Data replacing collateral

On whether data will get to replace collateral, Mulye feels it is already happening. “If you look at the check-out financing that we are doing or BNPL (buy now pay later), it is completely unsecured and we do not take any collateral for this. Many times, if you look at the entire supply chain financing, something that I am extremely bullish about. As Aditya Birla Capital, we are launching our B2B platform.”

In supply chain financing, she explains, “if you can capture the money in motion – a large company and its downstream suppliers you can capture the money in motion and therefore see that cash flow (the entire cycle of the working capital) and be able to capture it well then you don’t need a collateral. The entire revolution that has happened in the country with the GST data. In the past it was very difficult to go and assess whether the financial statements really represented a fair view. Now, with the GST data and with the consent of the customer, you can draw the balance sheet and P& L of the customer.
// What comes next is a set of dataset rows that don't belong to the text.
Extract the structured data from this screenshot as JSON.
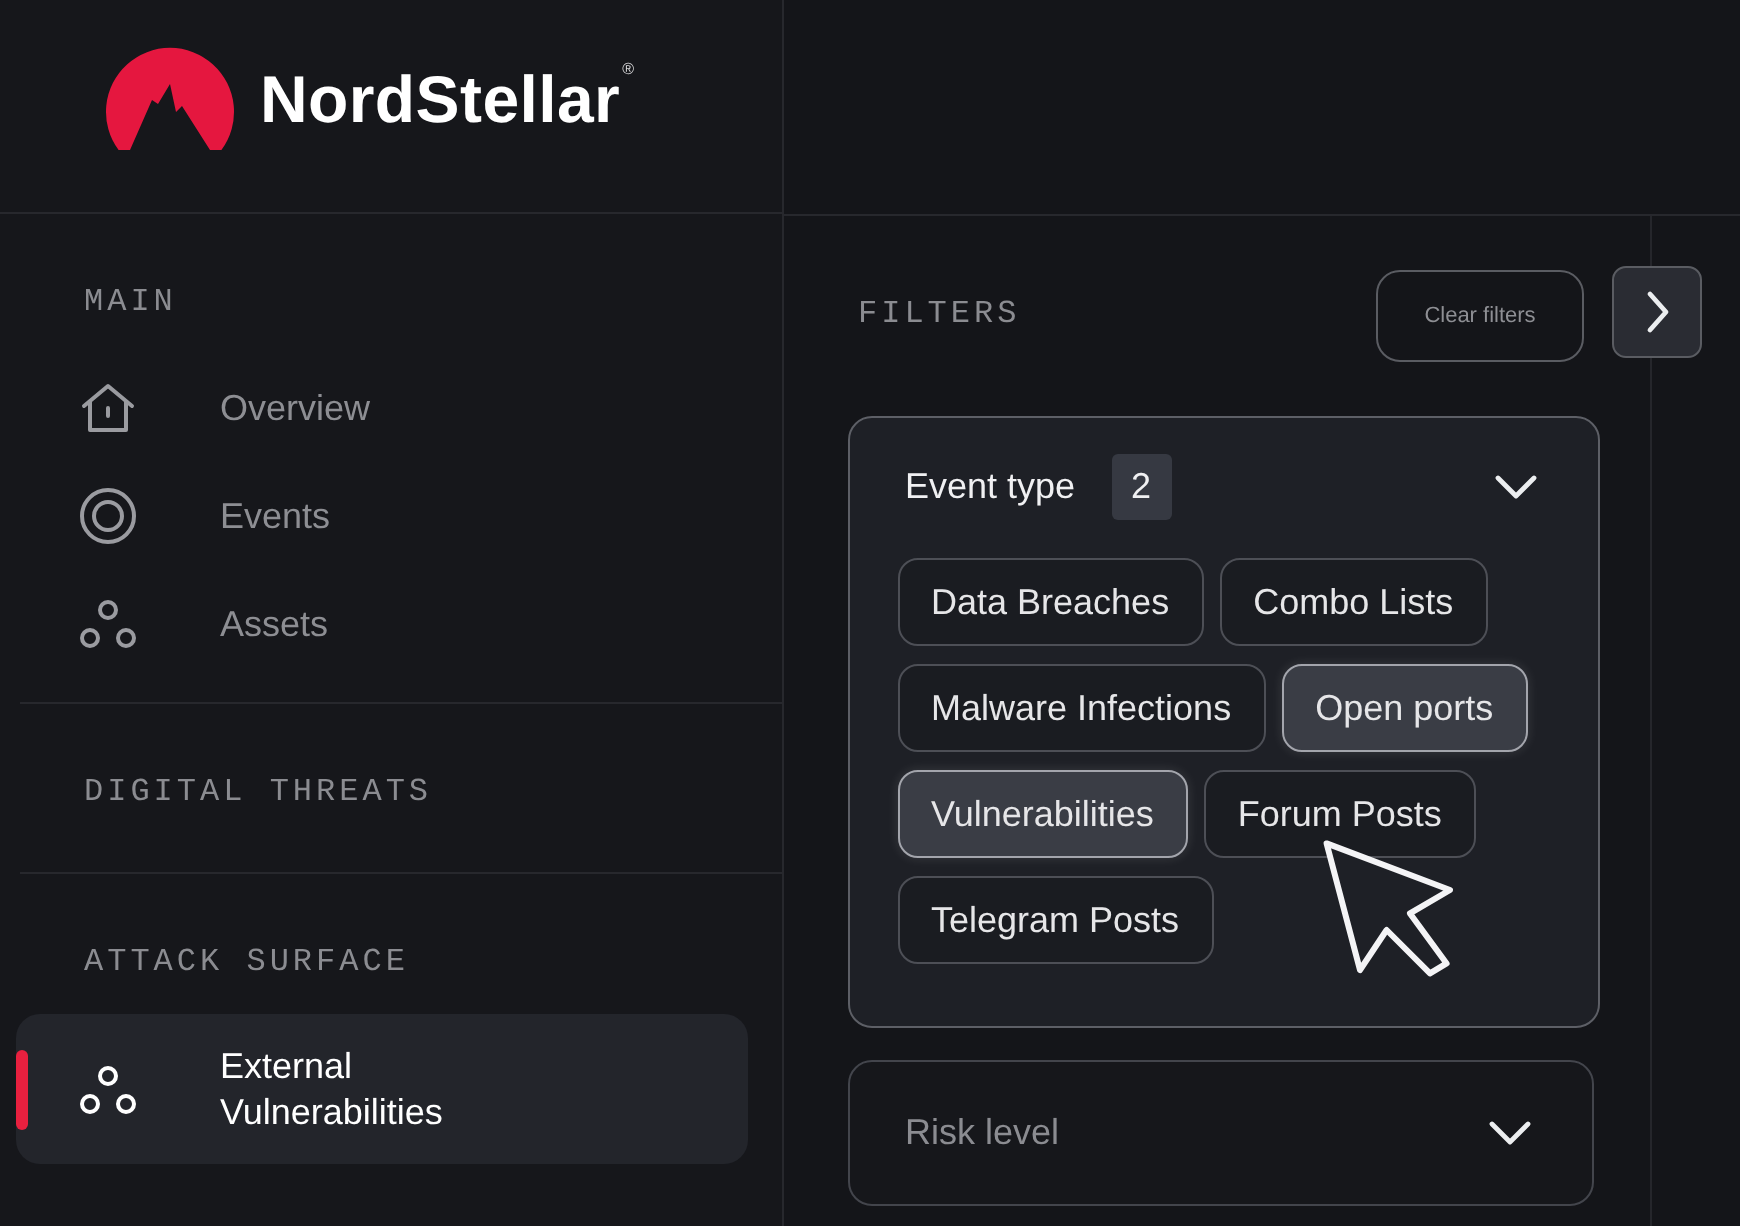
{
  "brand": {
    "name": "NordStellar",
    "mark": "®"
  },
  "sidebar": {
    "sections": [
      {
        "title": "MAIN",
        "items": [
          {
            "label": "Overview",
            "selected": false
          },
          {
            "label": "Events",
            "selected": false
          },
          {
            "label": "Assets",
            "selected": false
          }
        ]
      },
      {
        "title": "DIGITAL THREATS"
      },
      {
        "title": "ATTACK SURFACE",
        "items": [
          {
            "label": "External Vulnerabilities",
            "selected": true
          }
        ]
      }
    ]
  },
  "filters": {
    "title": "FILTERS",
    "clear_button": "Clear filters",
    "groups": [
      {
        "label": "Event type",
        "count": "2",
        "expanded": true,
        "options": [
          {
            "label": "Data Breaches",
            "selected": false
          },
          {
            "label": "Combo Lists",
            "selected": false
          },
          {
            "label": "Malware Infections",
            "selected": false
          },
          {
            "label": "Open ports",
            "selected": true
          },
          {
            "label": "Vulnerabilities",
            "selected": true
          },
          {
            "label": "Forum Posts",
            "selected": false
          },
          {
            "label": "Telegram Posts",
            "selected": false
          }
        ]
      },
      {
        "label": "Risk level",
        "expanded": false
      }
    ]
  }
}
Collateral is needed when the customer goes belly up and leading to liquidation but then why wait for that? So, yes,” she says, “data is replacing collateral and as data gets more enriched, newer models will emerge and your own experience will get further refined. Today, already most of the personal loans are unsecured. If someone has 700 plus CIBIL score or new to credit then it is better to do a personal loan than a collateral loan because the difference in the yield is almost 2 or 3 per cent.”

Path to Profitability

On the way ahead and the immediate concerns, she says, “we want fintechs to succeed, scale up and move on the path to profitablility, which is still not articulated very well as yet.” Also, she reminds, “this no longer a nascent industry and we for instance at Aditya Birla Capital, are already work with 21 fintechs.”